Chainika Thakar, thanks for rendering this and making it obtainable to the world!
Subsequent Steps
After going via the above, you may observe a number of structured studying paths if you wish to broaden and/or deepen your understanding of buying and selling mannequin efficiency, ML technique improvement, and backtesting workflows.
To grasp every part of this technique — from Python and PCA to stationarity and backtesting — discover topic-specific Quantra programs like:
For these aiming to consolidate all of this data right into a structured, mentor-led format, the Government Programme in Algorithmic Buying and selling (EPAT) presents a really perfect subsequent step. EPAT covers all the pieces from Python and statistics to machine studying, time collection modeling, backtesting, and efficiency metrics analysis — equipping you to construct and deploy strong, data-driven methods at scale.
File within the obtain:
- Bias Variance Decomposition – Python pocket book
Be happy to make modifications to the code as per your consolation.

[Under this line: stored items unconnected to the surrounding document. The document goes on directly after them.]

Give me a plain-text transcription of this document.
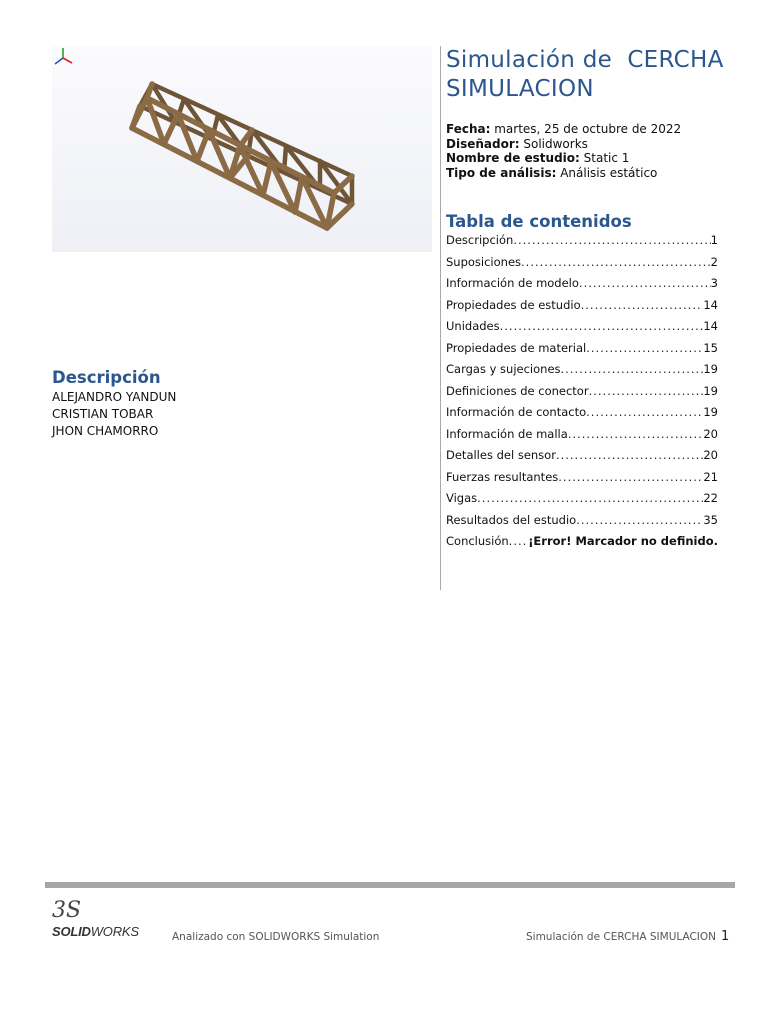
Simulación de  CERCHA
SIMULACION
Fecha: martes, 25 de octubre de 2022
Diseñador: Solidworks
Nombre de estudio: Static 1
Tipo de análisis: Análisis estático
Tabla de contenidos
Descripción .....	1
Suposiciones .....	2
Información de modelo .....	3
Propiedades de estudio .....	14
Unidades .....	14
Propiedades de material .....	15
Cargas y sujeciones .....	19
Definiciones de conector .....	19
Información de contacto .....	19
Información de malla .....	20
Detalles del sensor .....	20
Fuerzas resultantes .....	21
Vigas .....	22
Resultados del estudio .....	35
Conclusión ..... ¡Error! Marcador no definido.
Descripción
ALEJANDRO YANDUN
CRISTIAN TOBAR
JHON CHAMORRO
3S
SOLIDWORKS	Analizado con SOLIDWORKS Simulation	Simulación de CERCHA SIMULACION 1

All investments and buying and selling within the inventory market contain threat. Any determination to put trades within the monetary markets, together with buying and selling in inventory or choices or different monetary devices is a private determination that ought to solely be made after thorough analysis, together with a private threat and monetary evaluation and the engagement {of professional} help to the extent you consider obligatory. The buying and selling methods or associated info talked about on this article is for informational functions solely.